Delicious Pesto Chicken with lemon chicken, avocado & corn salsa, and plenty of pesto! This easy dinner recipe is made with nutritious ingredients and whips together quickly!
CHICKEN PREP: Slice the chicken breasts in half horizontally to form 4 chicken cutlets. Cover with plastic wrap and pound (use the bottom of a frying pan or meat mallet) to get the halves into even pieces (they don't need to be super thin, just equal thickness throughout). If marinating, place the chicken in a large plastic bag or similar container and cover with buttermilk. Refrigerate for 30 minutes up to 8 hours. When done marinating, remove from buttermilk, drain, and pat dry with paper towels. Lightly sprinkle both sides of chicken with salt.

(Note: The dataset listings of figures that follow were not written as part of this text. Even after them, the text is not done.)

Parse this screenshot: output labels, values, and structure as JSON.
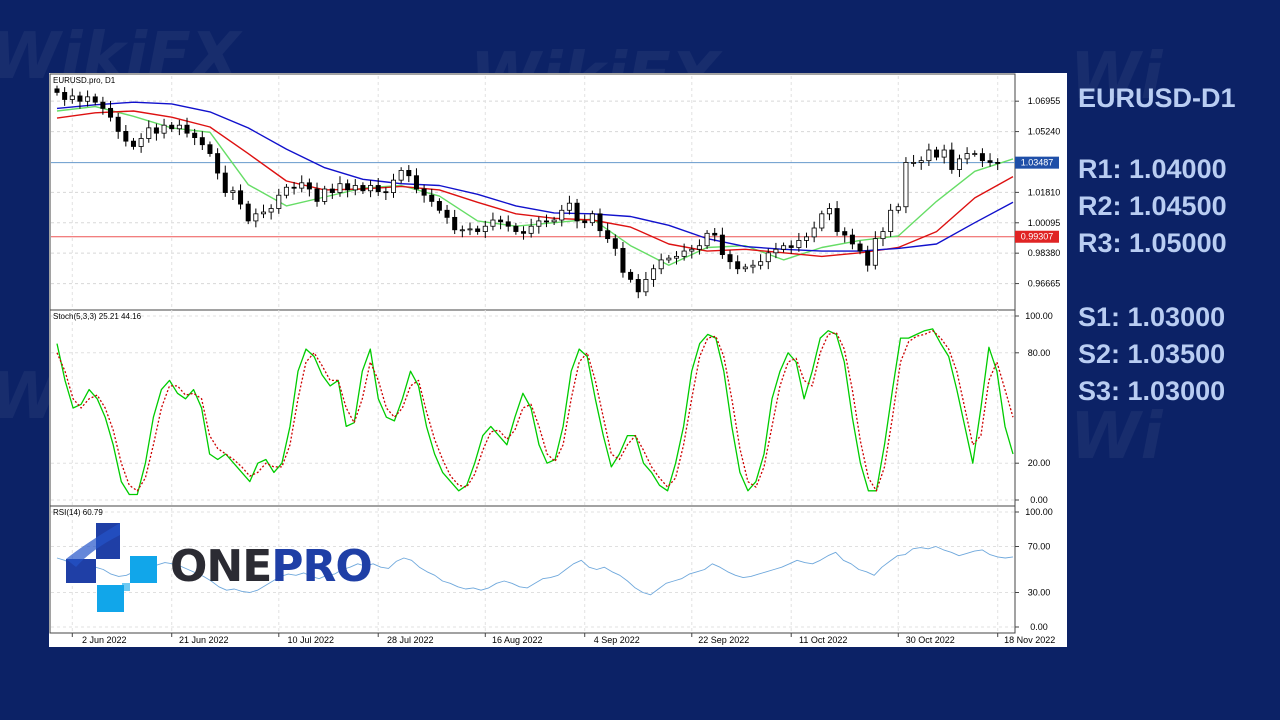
{
  "app": {
    "symbol_title": "EURUSD-D1",
    "brand": {
      "part1": "ONE",
      "part2": "PRO"
    }
  },
  "levels": {
    "R1": "R1: 1.04000",
    "R2": "R2: 1.04500",
    "R3": "R3: 1.05000",
    "S1": "S1: 1.03000",
    "S2": "S2: 1.03500",
    "S3": "S3: 1.03000"
  },
  "colors": {
    "background": "#0c2266",
    "bull_candle": "#ffffff",
    "bear_candle": "#000000",
    "ma_fast": "#66dd66",
    "ma_mid": "#dd1111",
    "ma_slow": "#1111cc",
    "stoch_main": "#00cc00",
    "stoch_signal": "#cc0000",
    "rsi": "#6fa8dc",
    "price_line": "#6699cc",
    "support_line": "#ee5555"
  },
  "chart_data": [
    {
      "type": "candlestick",
      "title": "EURUSD.pro, D1",
      "price_ticks": [
        "1.06955",
        "1.05240",
        "1.01810",
        "1.00095",
        "0.98380",
        "0.96665"
      ],
      "ylim": [
        0.954,
        1.0815
      ],
      "current_price": {
        "value": 1.03487,
        "label": "1.03487"
      },
      "horizontal_line": {
        "value": 0.99307,
        "label": "0.99307"
      },
      "date_ticks": [
        "2 Jun 2022",
        "21 Jun 2022",
        "10 Jul 2022",
        "28 Jul 2022",
        "16 Aug 2022",
        "4 Sep 2022",
        "22 Sep 2022",
        "11 Oct 2022",
        "30 Oct 2022",
        "18 Nov 2022"
      ],
      "date_tick_positions": [
        2,
        15,
        29,
        42,
        56,
        69,
        83,
        96,
        110,
        123
      ],
      "closes": [
        1.0745,
        1.0705,
        1.0725,
        1.0695,
        1.072,
        1.069,
        1.0655,
        1.0605,
        1.0525,
        1.047,
        1.044,
        1.0485,
        1.0545,
        1.0515,
        1.056,
        1.054,
        1.056,
        1.0515,
        1.049,
        1.045,
        1.04,
        1.029,
        1.018,
        1.019,
        1.0115,
        1.002,
        1.006,
        1.007,
        1.009,
        1.0165,
        1.021,
        1.0205,
        1.0235,
        1.02,
        1.013,
        1.02,
        1.018,
        1.023,
        1.0195,
        1.022,
        1.019,
        1.022,
        1.0185,
        1.018,
        1.025,
        1.0305,
        1.0275,
        1.02,
        1.0165,
        1.013,
        1.008,
        1.004,
        0.997,
        0.997,
        0.9975,
        0.996,
        0.999,
        1.0025,
        1.0015,
        0.999,
        0.996,
        0.995,
        0.999,
        1.002,
        1.0015,
        1.0025,
        1.008,
        1.012,
        1.002,
        1.001,
        1.006,
        0.9965,
        0.992,
        0.9865,
        0.973,
        0.969,
        0.962,
        0.969,
        0.975,
        0.98,
        0.981,
        0.982,
        0.985,
        0.986,
        0.988,
        0.995,
        0.994,
        0.983,
        0.979,
        0.975,
        0.976,
        0.977,
        0.979,
        0.984,
        0.986,
        0.988,
        0.987,
        0.991,
        0.993,
        0.998,
        1.006,
        1.009,
        0.996,
        0.994,
        0.989,
        0.985,
        0.977,
        0.992,
        0.996,
        1.008,
        1.01,
        1.035,
        1.035,
        1.036,
        1.042,
        1.038,
        1.042,
        1.031,
        1.037,
        1.04,
        1.04,
        1.036,
        1.035,
        1.0349
      ],
      "moving_averages": [
        {
          "color": "#66dd66",
          "points": [
            [
              0,
              1.064
            ],
            [
              5,
              1.0665
            ],
            [
              10,
              1.061
            ],
            [
              15,
              1.0545
            ],
            [
              20,
              1.052
            ],
            [
              25,
              1.0225
            ],
            [
              30,
              1.0105
            ],
            [
              35,
              1.0155
            ],
            [
              40,
              1.0205
            ],
            [
              45,
              1.022
            ],
            [
              50,
              1.016
            ],
            [
              55,
              1.002
            ],
            [
              60,
              0.999
            ],
            [
              65,
              1.001
            ],
            [
              70,
              1.003
            ],
            [
              75,
              0.988
            ],
            [
              80,
              0.977
            ],
            [
              85,
              0.987
            ],
            [
              90,
              0.988
            ],
            [
              95,
              0.98
            ],
            [
              100,
              0.987
            ],
            [
              105,
              0.991
            ],
            [
              110,
              0.9935
            ],
            [
              115,
              1.013
            ],
            [
              120,
              1.03
            ],
            [
              125,
              1.037
            ]
          ]
        },
        {
          "color": "#dd1111",
          "points": [
            [
              0,
              1.06
            ],
            [
              5,
              1.063
            ],
            [
              10,
              1.064
            ],
            [
              15,
              1.0605
            ],
            [
              20,
              1.055
            ],
            [
              25,
              1.04
            ],
            [
              30,
              1.0245
            ],
            [
              35,
              1.0195
            ],
            [
              40,
              1.02
            ],
            [
              45,
              1.0215
            ],
            [
              50,
              1.0195
            ],
            [
              55,
              1.0125
            ],
            [
              60,
              1.006
            ],
            [
              65,
              1.0035
            ],
            [
              70,
              1.0025
            ],
            [
              75,
              0.9985
            ],
            [
              80,
              0.989
            ],
            [
              85,
              0.985
            ],
            [
              90,
              0.986
            ],
            [
              95,
              0.984
            ],
            [
              100,
              0.982
            ],
            [
              105,
              0.984
            ],
            [
              110,
              0.987
            ],
            [
              115,
              0.996
            ],
            [
              120,
              1.015
            ],
            [
              125,
              1.027
            ]
          ]
        },
        {
          "color": "#1111cc",
          "points": [
            [
              0,
              1.0655
            ],
            [
              5,
              1.0675
            ],
            [
              10,
              1.069
            ],
            [
              15,
              1.068
            ],
            [
              20,
              1.0635
            ],
            [
              25,
              1.0545
            ],
            [
              30,
              1.0425
            ],
            [
              35,
              1.032
            ],
            [
              40,
              1.0255
            ],
            [
              45,
              1.023
            ],
            [
              50,
              1.022
            ],
            [
              55,
              1.017
            ],
            [
              60,
              1.0105
            ],
            [
              65,
              1.0065
            ],
            [
              70,
              1.006
            ],
            [
              75,
              1.0045
            ],
            [
              80,
              0.9995
            ],
            [
              85,
              0.992
            ],
            [
              90,
              0.9875
            ],
            [
              95,
              0.986
            ],
            [
              100,
              0.985
            ],
            [
              105,
              0.985
            ],
            [
              110,
              0.9865
            ],
            [
              115,
              0.989
            ],
            [
              120,
              1.001
            ],
            [
              125,
              1.0125
            ]
          ]
        }
      ]
    },
    {
      "type": "line",
      "title": "Stoch(5,3,3) 25.21 44.16",
      "ylim": [
        0,
        100
      ],
      "y_ticks": [
        "100.00",
        "80.00",
        "20.00",
        "0.00"
      ],
      "series": [
        {
          "color": "#00cc00",
          "values": [
            85,
            65,
            50,
            52,
            60,
            55,
            45,
            30,
            10,
            3,
            3,
            20,
            45,
            60,
            65,
            58,
            55,
            60,
            50,
            25,
            22,
            25,
            20,
            15,
            10,
            20,
            22,
            15,
            20,
            40,
            70,
            82,
            78,
            68,
            62,
            65,
            40,
            42,
            70,
            82,
            55,
            45,
            43,
            55,
            70,
            62,
            40,
            25,
            15,
            10,
            5,
            8,
            20,
            35,
            40,
            35,
            30,
            45,
            58,
            50,
            30,
            20,
            22,
            40,
            70,
            82,
            78,
            55,
            35,
            18,
            25,
            35,
            35,
            20,
            15,
            8,
            5,
            20,
            40,
            70,
            85,
            90,
            88,
            70,
            40,
            15,
            5,
            10,
            25,
            55,
            70,
            80,
            75,
            55,
            70,
            88,
            92,
            90,
            75,
            45,
            20,
            5,
            5,
            30,
            60,
            88,
            88,
            90,
            92,
            93,
            85,
            78,
            60,
            40,
            20,
            50,
            83,
            70,
            40,
            25
          ]
        },
        {
          "color": "#cc0000",
          "values": [
            80,
            70,
            55,
            50,
            55,
            57,
            50,
            38,
            20,
            8,
            5,
            12,
            30,
            50,
            62,
            62,
            57,
            58,
            55,
            35,
            28,
            25,
            22,
            18,
            13,
            15,
            20,
            18,
            18,
            30,
            55,
            75,
            80,
            73,
            65,
            65,
            50,
            42,
            55,
            75,
            65,
            50,
            45,
            50,
            62,
            65,
            48,
            33,
            22,
            13,
            8,
            7,
            14,
            27,
            37,
            38,
            33,
            38,
            50,
            52,
            40,
            25,
            21,
            30,
            55,
            75,
            80,
            65,
            45,
            25,
            22,
            30,
            35,
            27,
            18,
            12,
            7,
            12,
            30,
            55,
            78,
            88,
            89,
            78,
            55,
            28,
            10,
            7,
            18,
            40,
            62,
            75,
            77,
            65,
            62,
            80,
            90,
            91,
            82,
            60,
            32,
            12,
            5,
            18,
            45,
            75,
            86,
            89,
            90,
            92,
            88,
            82,
            70,
            50,
            30,
            35,
            65,
            75,
            60,
            45
          ]
        }
      ]
    },
    {
      "type": "line",
      "title": "RSI(14) 60.79",
      "ylim": [
        0,
        100
      ],
      "y_ticks": [
        "100.00",
        "70.00",
        "30.00",
        "0.00"
      ],
      "series": [
        {
          "color": "#6fa8dc",
          "values": [
            60,
            58,
            55,
            57,
            54,
            52,
            50,
            46,
            44,
            45,
            48,
            52,
            55,
            54,
            56,
            55,
            53,
            50,
            47,
            44,
            40,
            35,
            32,
            33,
            31,
            30,
            32,
            36,
            40,
            44,
            46,
            45,
            47,
            44,
            42,
            45,
            46,
            50,
            52,
            55,
            53,
            55,
            52,
            51,
            57,
            60,
            58,
            52,
            48,
            45,
            40,
            38,
            35,
            33,
            34,
            32,
            34,
            38,
            40,
            38,
            35,
            34,
            38,
            42,
            43,
            45,
            50,
            55,
            58,
            52,
            50,
            52,
            48,
            45,
            40,
            34,
            30,
            28,
            33,
            38,
            40,
            42,
            46,
            48,
            50,
            55,
            52,
            48,
            45,
            43,
            44,
            46,
            48,
            50,
            52,
            55,
            58,
            56,
            55,
            58,
            62,
            65,
            58,
            55,
            50,
            48,
            45,
            52,
            57,
            62,
            63,
            68,
            69,
            68,
            70,
            67,
            65,
            62,
            64,
            66,
            67,
            63,
            61,
            60,
            61
          ]
        }
      ]
    }
  ]
}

COOK CHICKEN: Grill/Grill Pan: Preheat the grill to about 400 degrees F (grill pan to medium-high heat). Make sure your grill grates or ridges of grill pan) are clean and greased. To grease, dredge a paper towel in vegetable oil and, holding it with tongs, rub it all over the grate. Evenly sprinkle both sides of the chicken generously with lemon pepper seasoning. Grill the chicken until completely cooked through (about 4-6 minutes per side, depending on the heat of the grill and thickness of chicken) Chicken should be at 165 degrees F at its thickest part. Tent with foil and rest for 5-10 minutes. Slice thinly or cut into small pieces. Skillet: In a shallow bowl, whisk together the flour and lemon pepper seasoning. Heat 1 tablespoon butter and 1 tablespoon oil in a large pan over medium-high heat. Dredge the chicken breasts in the flour mixture, turning to coat evenly. Place the chicken in the pan and cook for 5-6 minutes per side or until done (add more olive oil if needed). Remove the chicken from the pan, place on a plate, tent with foil, and rest for 5-10 minutes. Slice thinly or chop into small pieces.

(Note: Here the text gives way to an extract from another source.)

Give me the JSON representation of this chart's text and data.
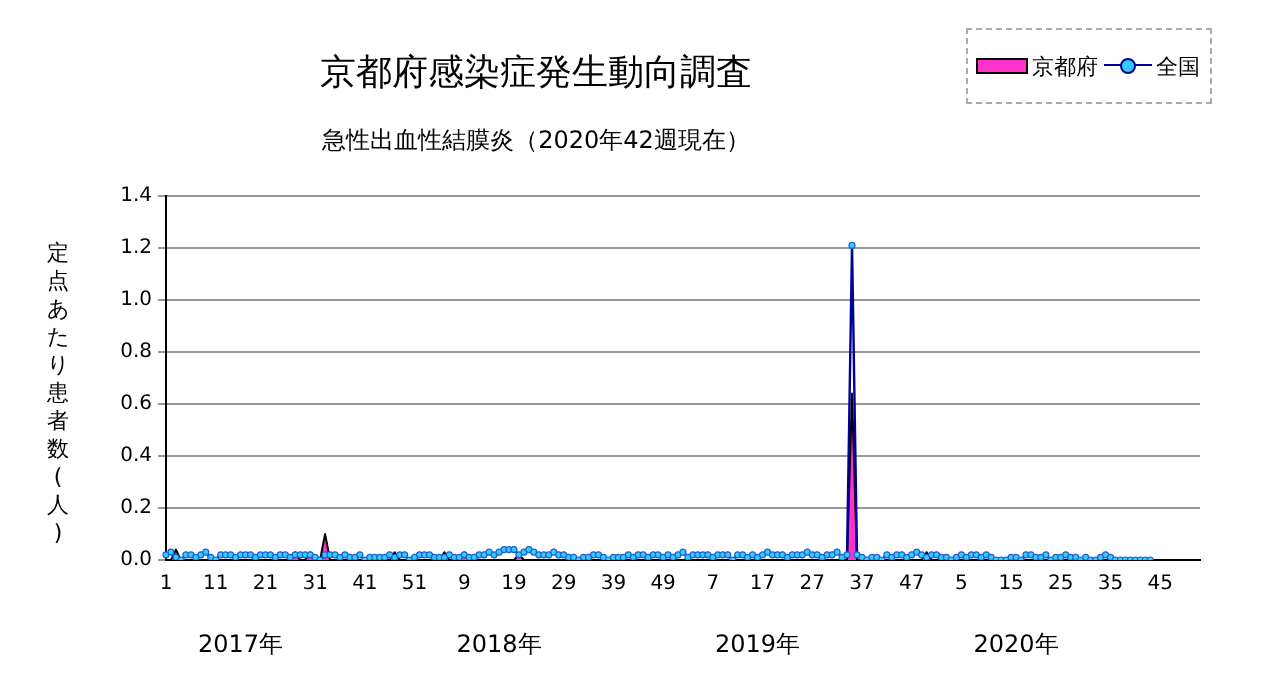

SALSA: Combine the drained and rinsed white beans, drained corn (or corn cut from the cob) chopped avocado, julienned sun-dried tomatoes, 2 teaspoons of the oil from the tomatoes, chopped basil, lemon juice, and salt + pepper to taste in a medium-sized bowl. (I add about 1/2 teaspoon salt and 1/4 teaspoon pepper.)
COUSCOUS: Meanwhile, pour the chicken stock, veggie stock, or water to a small pot. Add in the butter and bring to a boil. Once boiling, remove from heat. Stir in the couscous and cover the pot with a lid. After about 2-3 minutes the liquid should be absorbed; fluff with a fork. Stir in 1/3 cup pesto, 2 tablespoons lemon juice, and about 1 teaspoon each of salt and pepper (again to personal preference on salt and pepper).
ASSEMBLE:: Fill 4 bowls with even amounts of the pesto couscous. Arrange the cooked chicken on top and add generous amounts of the salsa to the side. If desired, add a wedge of lemon to each bowl. Spoon the remaining pesto evenly over the bowls. Enjoy immediately.
Notes
Note 1: You can marinate the chicken in buttermilk or forgo a marinade entirely. Also, the flour and butter will only be used if you're cooking the chicken in a skillet. If grilling/using a grill pan, the flour and butter are not necessary.Note 2: To grill corn on the cob, peel back husks and remove silk. Rub vegetable oil on all sides of the corn and sprinkle lightly with salt and pepper. Place on heated grill (400 degrees F) and rotate every 3-4 minutes or until charred. Remove, let cool, and then slice off the cob. You can also use this same method for a grill pan.Note 3: I buy the julienne-cut sun-dried tomatoes to save some chopping time and they're perfect for the salsa.